You’ll soon be able to ask Google Finance all your money questions via a new AI chatbot, the company announced in a blog post on Friday. Google says the bot can answer “detailed questions about the financial world” and return responses with relevant web links.
Also: How AI can help you manage your finances (and what to watch out for)
The financial market news and updates platform is also getting new visualization tools like candlestick charts to give users a more fine-grained overview of how their assets are performing. Users will also be able to keep track of a greater variety of commodities, including cryptocurrencies, as well as a live news feed that offers “up-to-the minute headlines and track the latest market intel,” the blog post said.
The changes will be rolled out to US users in the coming weeks, according to the blog post. And for all you AI Luddites out there, the upgraded tool will come with the option to toggle back to the original, chatbotless format.

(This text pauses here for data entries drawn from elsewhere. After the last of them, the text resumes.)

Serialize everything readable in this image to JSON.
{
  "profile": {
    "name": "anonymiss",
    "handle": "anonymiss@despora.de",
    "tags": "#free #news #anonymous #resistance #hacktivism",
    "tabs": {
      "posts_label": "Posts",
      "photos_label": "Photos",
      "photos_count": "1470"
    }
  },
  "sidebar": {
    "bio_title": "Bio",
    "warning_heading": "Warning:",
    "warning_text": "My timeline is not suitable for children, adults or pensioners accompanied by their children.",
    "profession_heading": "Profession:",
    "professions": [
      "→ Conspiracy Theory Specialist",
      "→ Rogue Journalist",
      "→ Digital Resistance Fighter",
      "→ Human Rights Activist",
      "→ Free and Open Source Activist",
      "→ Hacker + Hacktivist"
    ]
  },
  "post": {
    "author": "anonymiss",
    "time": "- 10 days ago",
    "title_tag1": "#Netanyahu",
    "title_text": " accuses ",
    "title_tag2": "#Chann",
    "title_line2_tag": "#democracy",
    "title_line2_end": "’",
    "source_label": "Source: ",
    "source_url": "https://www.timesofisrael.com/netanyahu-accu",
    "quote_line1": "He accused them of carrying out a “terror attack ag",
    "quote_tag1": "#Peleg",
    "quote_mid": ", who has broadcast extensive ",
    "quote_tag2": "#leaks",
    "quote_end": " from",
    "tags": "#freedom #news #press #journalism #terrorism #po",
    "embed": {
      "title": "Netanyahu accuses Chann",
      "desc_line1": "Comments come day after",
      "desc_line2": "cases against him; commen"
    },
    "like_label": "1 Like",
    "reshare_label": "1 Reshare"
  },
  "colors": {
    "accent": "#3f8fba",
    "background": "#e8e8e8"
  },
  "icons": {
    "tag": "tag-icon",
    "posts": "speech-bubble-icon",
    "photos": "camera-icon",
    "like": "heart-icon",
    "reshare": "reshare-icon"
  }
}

Also: I used Perplexity to make a restaurant reservation – now I’m wondering if Google is holding us back
While Silicon Valley tries to build AI that will manage — or at least be helpful to — almost every aspect of our lives, a darker side of AI in finance has started to rear its head. Even as it offers new tools to protect financial institutions from fraudsters, the technology has also supercharged fraud itself.
We can put AI in that!
The news arrives at a time when tech developers are racing to embed AI into as many of their products and services as possible, driven by the notion that the technology will essentially serve as the operating system for the future.

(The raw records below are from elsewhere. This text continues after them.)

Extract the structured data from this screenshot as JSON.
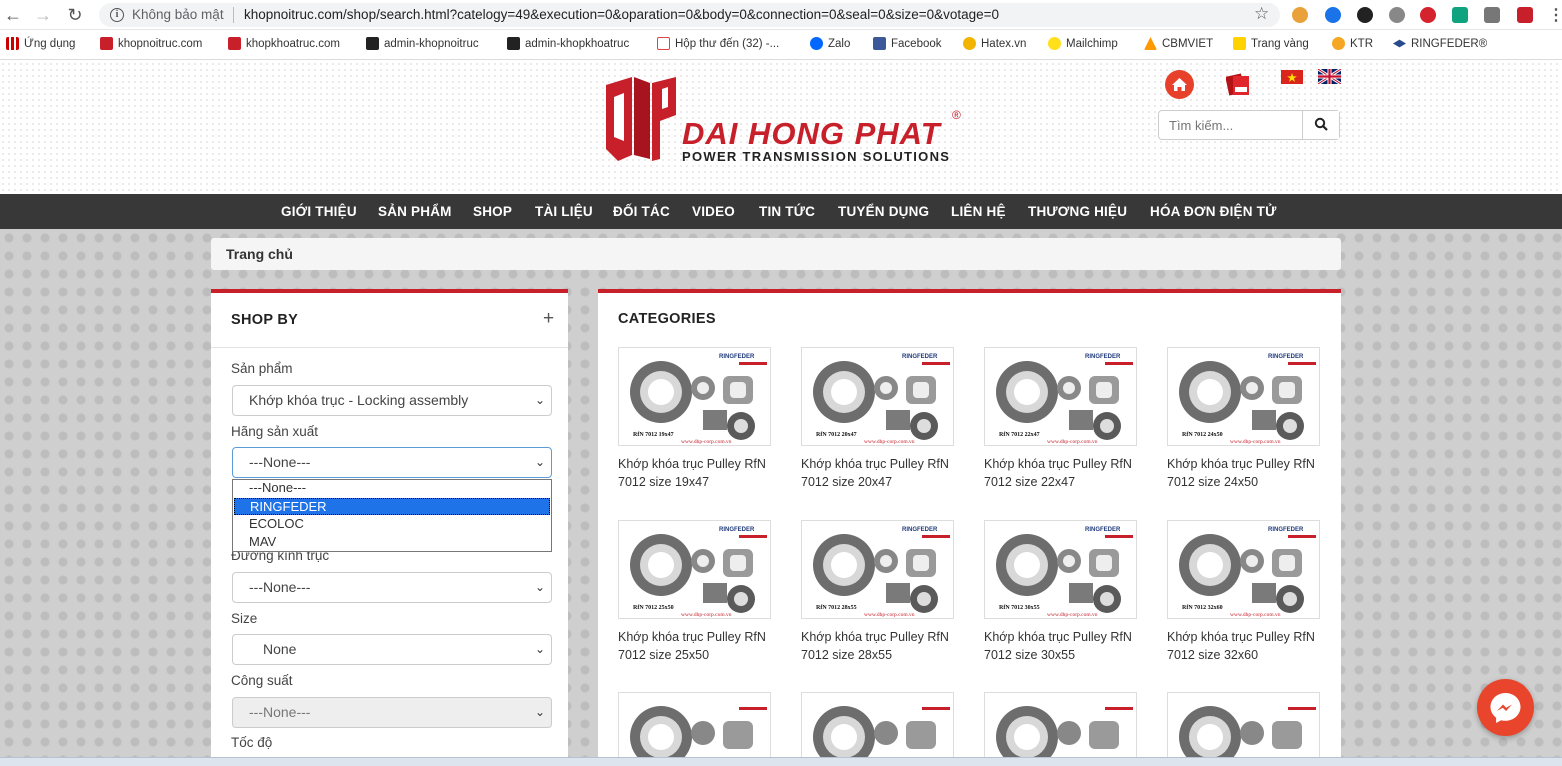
{
  "browser": {
    "security_label": "Không bảo mật",
    "url": "khopnoitruc.com/shop/search.html?catelogy=49&execution=0&oparation=0&body=0&connection=0&seal=0&size=0&votage=0",
    "bookmarks": [
      "Ứng dụng",
      "khopnoitruc.com",
      "khopkhoatruc.com",
      "admin-khopnoitruc",
      "admin-khopkhoatruc",
      "Hộp thư đến (32) -...",
      "Zalo",
      "Facebook",
      "Hatex.vn",
      "Mailchimp",
      "CBMVIET",
      "Trang vàng",
      "KTR",
      "RINGFEDER®"
    ]
  },
  "header": {
    "logo_name": "DAI HONG PHAT",
    "logo_reg": "®",
    "logo_tagline": "POWER TRANSMISSION SOLUTIONS",
    "search_placeholder": "Tìm kiếm..."
  },
  "menu": [
    "GIỚI THIỆU",
    "SẢN PHẨM",
    "SHOP",
    "TÀI LIỆU",
    "ĐỐI TÁC",
    "VIDEO",
    "TIN TỨC",
    "TUYỂN DỤNG",
    "LIÊN HỆ",
    "THƯƠNG HIỆU",
    "HÓA ĐƠN ĐIỆN TỬ"
  ],
  "breadcrumb": "Trang chủ",
  "sidebar": {
    "title": "SHOP BY",
    "toggle": "+",
    "filters": [
      {
        "label": "Sản phẩm",
        "value": "Khớp khóa trục - Locking assembly"
      },
      {
        "label": "Hãng sản xuất",
        "value": "---None---"
      },
      {
        "label": "Đường kính trục",
        "value": "---None---"
      },
      {
        "label": "Size",
        "value": "None"
      },
      {
        "label": "Công suất",
        "value": "---None---"
      },
      {
        "label": "Tốc độ",
        "value": ""
      }
    ],
    "dropdown_options": [
      "---None---",
      "RINGFEDER",
      "ECOLOC",
      "MAV"
    ],
    "dropdown_selected": "RINGFEDER"
  },
  "main": {
    "title": "CATEGORIES",
    "thumb_brand": "RINGFEDER",
    "products": [
      {
        "name": "Khớp khóa trục Pulley RfN 7012 size 19x47",
        "tag": "RfN 7012 19x47"
      },
      {
        "name": "Khớp khóa trục Pulley RfN 7012 size 20x47",
        "tag": "RfN 7012 20x47"
      },
      {
        "name": "Khớp khóa trục Pulley RfN 7012 size 22x47",
        "tag": "RfN 7012 22x47"
      },
      {
        "name": "Khớp khóa trục Pulley RfN 7012 size 24x50",
        "tag": "RfN 7012 24x50"
      },
      {
        "name": "Khớp khóa trục Pulley RfN 7012 size 25x50",
        "tag": "RfN 7012 25x50"
      },
      {
        "name": "Khớp khóa trục Pulley RfN 7012 size 28x55",
        "tag": "RfN 7012 28x55"
      },
      {
        "name": "Khớp khóa trục Pulley RfN 7012 size 30x55",
        "tag": "RfN 7012 30x55"
      },
      {
        "name": "Khớp khóa trục Pulley RfN 7012 size 32x60",
        "tag": "RfN 7012 32x60"
      }
    ],
    "thumb_url": "www.dhp-corp.com.vn"
  },
  "colors": {
    "brand_red": "#c8202a",
    "menu_bg": "#383838",
    "selected_option": "#1e73e8"
  }
}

Also: Microsoft rolls out GPT-5 across its Copilot suite – here’s where you’ll find it
Google, after being caught off-guard by the viral success of ChatGPT in late 2022, has been especially energetic in its efforts to implement AI as widely throughout its ecosystem as possible. Its AI Overviews have become a core part of its online search engine — the backbone of its business — while its Gemini chatbot has been added to the full suite of Google Workplace apps.
Similar efforts have been adopted by OpenAI, Microsoft, Meta, Amazon, Anthropic, Salesforce, and others. Apple, notably, has paid lip service to the adoption of its own generative AI-powered software suite, which it dubbed Apple Intelligence, but doesn’t yet have much to show for it.
The AI proliferation race among big tech firms has been further fueled by the rise of AI agents, which are more dynamic and action-oriented than chatbots and are being marketed to businesses as productivity-boosters.